- Developer(s): Pathea Games
- Publisher(s): Pathea Games PM Studios
- Platform(s): Microsoft Windows; Nintendo Switch; PlayStation 4; PlayStation 5; Xbox One; Xbox Series X/S;
- Release: PC: July 26, 2023 Console: July 16, 2024
- Genre(s): Simulation
- Mode(s): Single-player

= Let's School =

2023 video game

Let's School is a campus management simulation video game developed by Pathea Games. It was released for PC in July 2023 and for PlayStation 4, PlayStation 5, Xbox One, Nintendo Switch and Xbox Series X and Series S in July 2024.

==Gameplay==
Let's School is a campus management simulation game, offering a blend of simulation and strategy. In the game, the player assumes control of a school principal, who must build the campus from scratch, design the curriculum for each form, recruit teachers, and manage crises. The game features both a career mode which guides players towards their objectives, and a sandbox mode which allows them to build their school with little to no limitation.

== Development and release ==
The game was developed by Pathea Games, best known for My Time at Portia. It was originally released as a PC game in 2023. It initially started as a passion project for a member of Pathea Games, though the studio moved members of the Portia team to assist the game's development.

It was released for the PlayStation 4 and 5, the Xbox One and Xbox Series X and S, and Nintendo Switch on July 16, 2024.

== Reception ==
According to Metacritic, Let's School received "mixed or average" reviews.
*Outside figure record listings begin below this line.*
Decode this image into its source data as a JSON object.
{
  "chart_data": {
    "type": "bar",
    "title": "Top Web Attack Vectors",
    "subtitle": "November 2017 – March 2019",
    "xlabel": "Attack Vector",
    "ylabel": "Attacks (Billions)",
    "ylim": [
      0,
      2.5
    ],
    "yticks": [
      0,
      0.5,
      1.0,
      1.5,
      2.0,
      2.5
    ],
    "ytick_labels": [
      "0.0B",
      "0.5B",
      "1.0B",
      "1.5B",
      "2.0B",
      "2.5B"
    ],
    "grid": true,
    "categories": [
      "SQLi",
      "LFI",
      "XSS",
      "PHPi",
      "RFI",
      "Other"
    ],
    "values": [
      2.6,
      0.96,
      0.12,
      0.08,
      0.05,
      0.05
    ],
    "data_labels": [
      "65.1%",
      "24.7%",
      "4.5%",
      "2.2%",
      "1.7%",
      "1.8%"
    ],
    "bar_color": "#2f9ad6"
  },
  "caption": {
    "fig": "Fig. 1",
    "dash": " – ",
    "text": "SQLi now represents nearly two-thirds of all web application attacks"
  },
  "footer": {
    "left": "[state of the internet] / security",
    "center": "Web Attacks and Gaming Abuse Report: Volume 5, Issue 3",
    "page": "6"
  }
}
Stephanie Liu from Siliconera wrote that "while Let's School is a lot of fun and has a lot of cute ideas, its implementation can sometimes be rough", and added that its "charm doesn't last long before it becomes a monotonous routine". Jade Sayers from Push Square felt that the game "misses out on any humanity by treating the school purely as a business", turning an otherwise enjoyable game into "another cog in the machine, taking away any individuality and losing the benefit of having the setting in a school environment by treating school life as purely transactional". Trent Cannon from Nintendo Life described the game as a "deep, engaging – if a bit soulless – simulator".